CFP: Mind without Inner Representation? Psychological Discourse, Rationality, and Mental Anti-Representationalism (Special Issue of JCCP)
Submission deadline: March 1, 2027
Topic areas
Details
CFP: Mind without Inner Representation?
Psychological Discourse, Rationality, and Mental Anti-Representationalism
Special Issue of Journal of Contemporary Chinese Philosophy (JCCP)
Guest Editor: Rusong Huang
Contact: [email protected]
Submission deadline: March 1, 2027
Topic areas: Philosophy of Mind; Philosophy of Language; Metaphysics; Normativity; Philosophy of Psychology
Description
When we attribute beliefs, desires, intentions, fears, memories, imaginings, sensations, or experiences to someone, what are we doing?
Much of modern philosophy of mind has assumed that psychological sentences are representational: they describe mental states, properties, events, or processes belonging to a subject. This assumption generates familiar metaphysical pressures.
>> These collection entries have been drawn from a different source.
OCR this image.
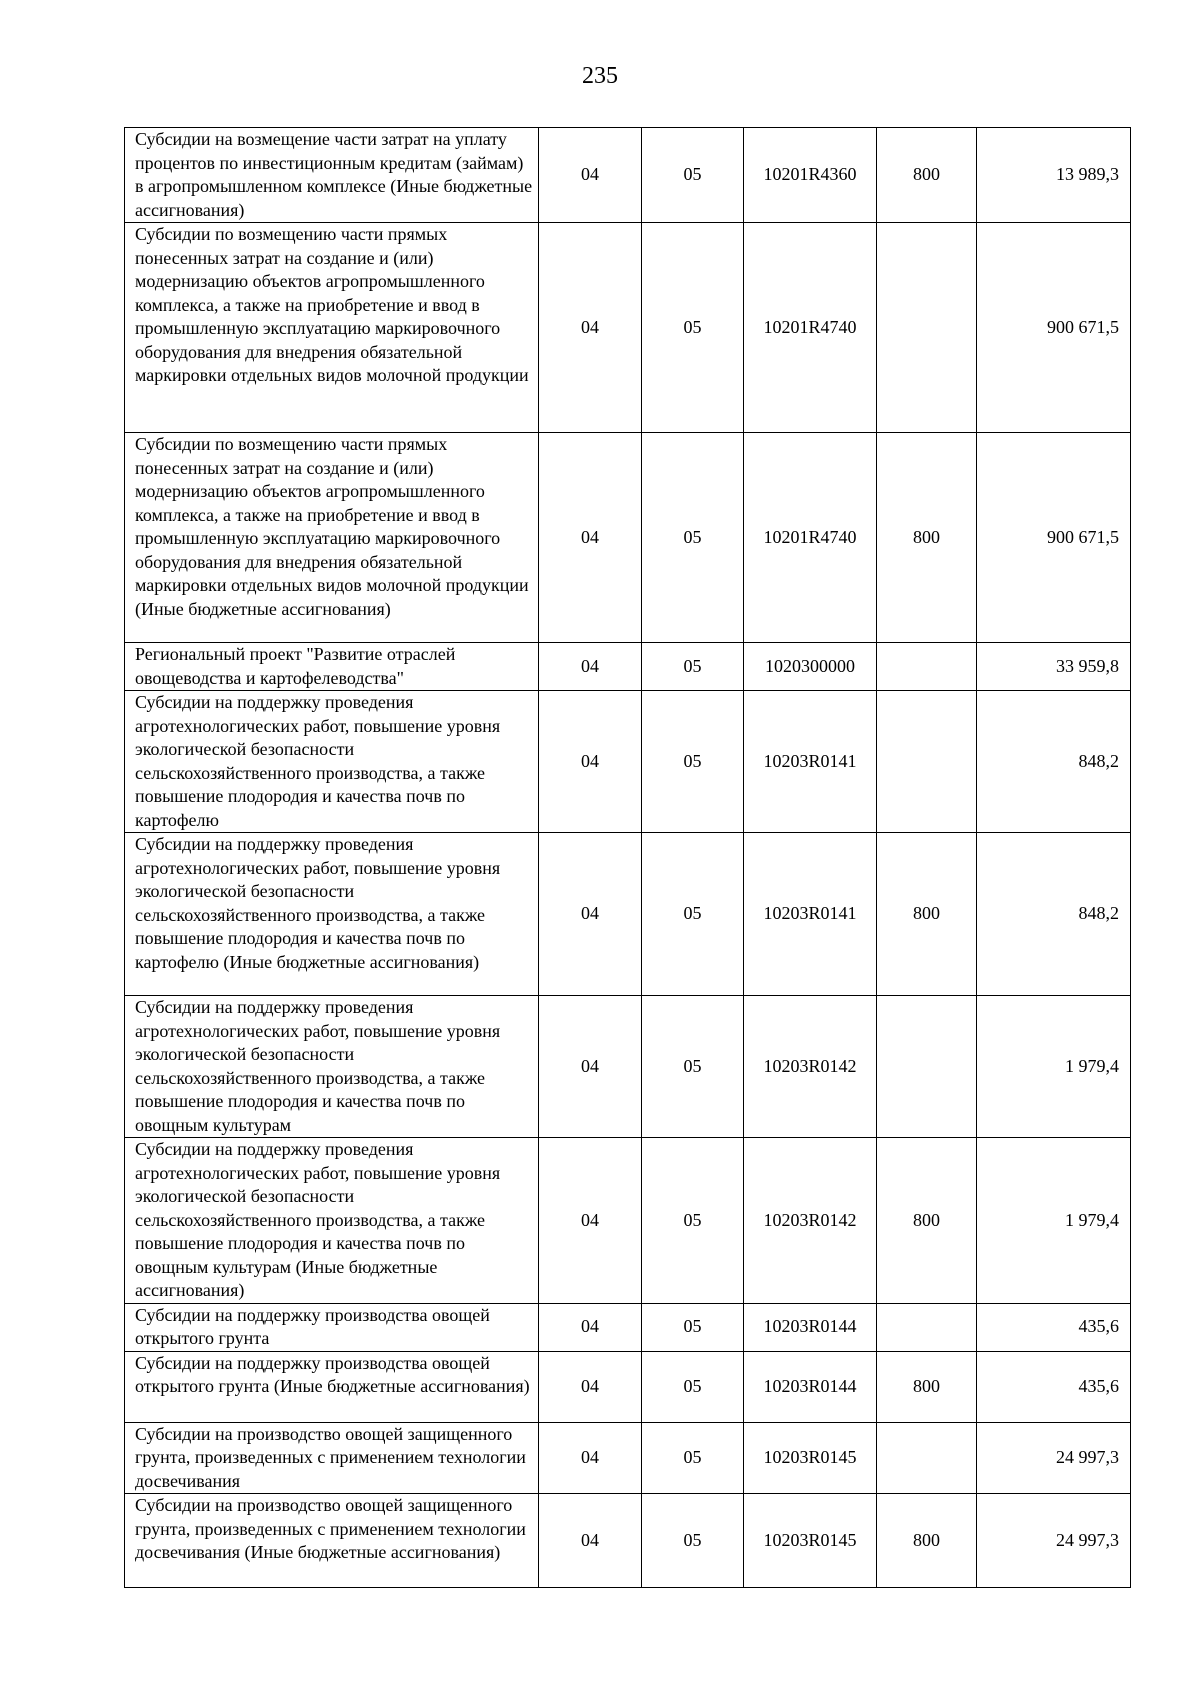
235
Субсидии на возмещение части затрат на уплату процентов по инвестиционным кредитам (займам) в агропромышленном комплексе (Иные бюджетные ассигнования)	04	05	10201R4360	800	13 989,3
Субсидии по возмещению части прямых понесенных затрат на создание и (или) модернизацию объектов агропромышленного комплекса, а также на приобретение и ввод в промышленную эксплуатацию маркировочного оборудования для внедрения обязательной маркировки отдельных видов молочной продукции	04	05	10201R4740		900 671,5
Субсидии по возмещению части прямых понесенных затрат на создание и (или) модернизацию объектов агропромышленного комплекса, а также на приобретение и ввод в промышленную эксплуатацию маркировочного оборудования для внедрения обязательной маркировки отдельных видов молочной продукции (Иные бюджетные ассигнования)	04	05	10201R4740	800	900 671,5
Региональный проект "Развитие отраслей овощеводства и картофелеводства"	04	05	1020300000		33 959,8
Субсидии на поддержку проведения агротехнологических работ, повышение уровня экологической безопасности сельскохозяйственного производства, а также повышение плодородия и качества почв по картофелю	04	05	10203R0141		848,2
Субсидии на поддержку проведения агротехнологических работ, повышение уровня экологической безопасности сельскохозяйственного производства, а также повышение плодородия и качества почв по картофелю (Иные бюджетные ассигнования)	04	05	10203R0141	800	848,2
Субсидии на поддержку проведения агротехнологических работ, повышение уровня экологической безопасности сельскохозяйственного производства, а также повышение плодородия и качества почв по овощным культурам	04	05	10203R0142		1 979,4
Субсидии на поддержку проведения агротехнологических работ, повышение уровня экологической безопасности сельскохозяйственного производства, а также повышение плодородия и качества почв по овощным культурам (Иные бюджетные ассигнования)	04	05	10203R0142	800	1 979,4
Субсидии на поддержку производства овощей открытого грунта	04	05	10203R0144		435,6
Субсидии на поддержку производства овощей открытого грунта (Иные бюджетные ассигнования)	04	05	10203R0144	800	435,6
Субсидии на производство овощей защищенного грунта, произведенных с применением технологии досвечивания	04	05	10203R0145		24 997,3
Субсидии на производство овощей защищенного грунта, произведенных с применением технологии досвечивания (Иные бюджетные ассигнования)	04	05	10203R0145	800	24 997,3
If psychological sentences represent mental facts, then we must explain how such facts fit into the physical world. This gives rise to what has been variously called the location problem, the placement problem, the accommodation problem, or the problem of how mind can be at home in nature.
This special issue invites papers that examine whether the representational assumption about psychological discourse should be rejected, revised, or defended. It focuses on a family of views that challenge, in different ways, the idea that psychological sentences primarily function to represent inner mental facts. These include fictionalism, eliminativism, error theory, illusionism, and mental anti-representationalism — what we may call, for convenience, the FEEL theories and MAR. The issue welcomes both sympathetic and critical treatments of these views, as well as papers that defend more traditional representationalist approaches.
A central aim of the issue is to explore the relations among these positions. Are the FEEL theories and MAR competing alternatives, or can they be combined? Does MAR collapse into one of the FEEL theories, or does it offer a distinct way of rejecting inner-fact representationalism? Can these approaches preserve the explanatory, rational, and normative roles of psychological discourse while avoiding the metaphysical burdens of inner-object models of mind?
Possible topics
Submissions may address, but are not limited to:
- the semantics of psychological sentences;
- belief, desire, intention, memory, imagination, pain, or experience as mentality attributions;
- rationality and normativity in psychological explanation;
- whether psychological discourse represents inner mental facts;
- the relation between Mental Anti-Representationalism and fictionalism, eliminativism, error theory, or illusionism;
- whether anti-representationalism collapses into non-realism about the mental;
- psychological explanation without inner mental objects;
- anti-representationalism and physicalism;
- consciousness, introspection, and illusionism;
- Sellarsian, Wittgensteinian, Rylean, Davidsonian, Dennettian, McDowellian, Brandomian, expressivist, or pragmatist approaches to mind;
- implications for artificial intelligence or machine mentality.
Papers may be sympathetic, critical, historical, systematic, or comparative.
Submission instructions
Submissions should be original articles not currently under consideration elsewhere.
Manuscripts should be prepared for anonymous review and should not exceed 10,000 words, including quotations and footnotes but excluding reference lists.
Please submit manuscripts in the Editorial Manager for JCCP: https://www.editorialmanager.com/jccp/default.aspx
You may see submission instructions here.
Please indicate that the paper is intended for the special issue “Mind without Inner Representation? Psychological Discourse, Rationality, and Mental Anti-Representationalism.”